Sara Jane Trattner
Sara Jane Trattner is a poet, painter, and pop-punk aficionado living in Aurora, Ohio. Her work has been featured in Bop Dead City, Pudding Magazine, and The Mantle. Her chapbooks, “In Service” and “Widow Crane” were published by 11th Hour Press in 2019 and 2022 respectively. She thanks you for taking the time to read her work and hopes you are being kind to yourself.
Easy read of the poems in the images above:
Bitters
The bars around here only serve your bath water,
Toast the milk of porcelain and the taper
Of good thigh sweating souvenir shadow.
I miss the way your lime would meet my lemon dancing,
Like twisting might single helix us, bound
And rightly. I don’t know
Where to put the things I bought thinking, one day,
You’d come home to praise them, but capacity
Feels like a shared tongue when ours aren’t off
Finding new mouths to clutter. I worship at that altar,
Stay busy, find plush places where my body
Looks soft like yours and learn to unhate it.

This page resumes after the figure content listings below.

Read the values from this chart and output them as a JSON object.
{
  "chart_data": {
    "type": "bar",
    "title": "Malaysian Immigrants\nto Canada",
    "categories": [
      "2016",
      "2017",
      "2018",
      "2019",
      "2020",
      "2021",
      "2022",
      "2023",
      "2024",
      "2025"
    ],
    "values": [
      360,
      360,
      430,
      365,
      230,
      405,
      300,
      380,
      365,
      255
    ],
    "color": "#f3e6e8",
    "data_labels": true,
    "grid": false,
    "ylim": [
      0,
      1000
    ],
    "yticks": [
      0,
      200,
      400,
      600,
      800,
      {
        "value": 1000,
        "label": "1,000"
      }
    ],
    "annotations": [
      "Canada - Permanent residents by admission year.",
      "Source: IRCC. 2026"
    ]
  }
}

I still hope you are well— that when you think of me,
You remember the sound of two laughs playing
The middle, cut for time. I love you curtly,
Which is to say, I hope your cat is still alive,
But also, I hope she breaks the skin on occasion,
When you get bogged down making cocktails
With someone who deserves your time
And the right bitters. Good kitty.
Reasons to Bring a Gun to a Knife Fight
(CW: mentions of guns and knives)
doctor upper hand plays the shell game with knives.
shadow needler, sharps box of naked faith
and tiny wounds for healing. forgive me.
i was not instructed which side
of gown to leave open, so here, my skin displayed
in pale, unseemly glory. here, a butterfly
pinned to cork with powdered wings
whose sulfur looks the other way when i am changing.
i am told that white coat syndrome is a symptom
or untreated guilt, which must explain
my inability to ask for what I’m owed,
or the musket in my trunk. call me old fashioned.
i like it when a knife stews in borrowed light
to keep its sheath unburdened by medical marvel,
smoke in search of mirrors finding body
in the way of body. doctor in the way of body.
doctor and the trust fall of good will manners,
the tricky fold of hospital corners, malpractice.
i apologize. i didn’t mean to say that part out loud.